The main advantage to Terraform, is that it's really fast. I can still declare all the same resources in a similar way to Cloudformation, but I don't have to worry about the stack becoming stuck in an unstable state for 3 hours.

Having said that, it has some limitations of its own. The main issue I have run into so far is lack of loop control or standard programming operators. For example:
data "template_file" "cloud-config-users" {
    template = "${file("${path.module}/templates/user.tpl")}"
    vars {
        name = "${lookup(var.users[count.index], "name")}"
        pubkeys = "${jsonencode(split(",", lookup(var.users[count.index], "pubkeys")))}"
    }
    count = "${length(var.users)}"
}
...
data "template_cloudinit_config" "config" {
    part { content = "${data.template_file.cloud-config-users.rendered}" }
    count = "${var.number}"
}
"count" is the rough equivalent of loop control in Terraform. Here, I can create an arbitrary number of users with SSH access. But what if I need 0? A standard for loop makes this so much easier.
acme.sh
acme.sh is the best shell script I've ever used. It makes interacting with the LetsEncrypt API trivial.
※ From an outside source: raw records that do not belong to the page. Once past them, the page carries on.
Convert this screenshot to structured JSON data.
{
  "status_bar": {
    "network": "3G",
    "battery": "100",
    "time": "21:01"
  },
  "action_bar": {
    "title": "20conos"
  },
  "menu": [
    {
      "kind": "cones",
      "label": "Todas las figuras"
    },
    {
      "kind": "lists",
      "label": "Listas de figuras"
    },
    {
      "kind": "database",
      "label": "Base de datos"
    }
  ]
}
Once you get it set up, it's more or less completely hands off. Your TLS certificates will be renewed automatically once every 60 days.

In this case, since I am using it with HAProxy, my configuration is a bit more complicated.
/root/.acme.sh/acme.sh --accountemail {{ admin_email }}
      --issue --standalone --httpport {{ acme_nc_port }}
      -d {{ ' -d '.join(tls_hostnames) }}
      --key-file {{ key }}
      --fullchain-file {{ fullchain }}
      --reloadcmd 'umask 027 && cat {{ fullchain }} {{ key }} >{{ combined }} && chown root:haproxy {{ combined }} && service haproxy restart'
It's running in standalone mode, which means it will use its own webserver (netcat) to listen for replies. I've got HAProxy in front of it, directing traffic from public port 80 to the localhost listener.

Jinja2 dynamically compiles a list of names for the SAN certificate.

The reloadcmd directive tells it what actions to perform when a certificate is renewed. There's really no limitation to what you can do here. Since uptime is not critical for me, I've elected to just concat the key and chain together, and then restart HAProxy.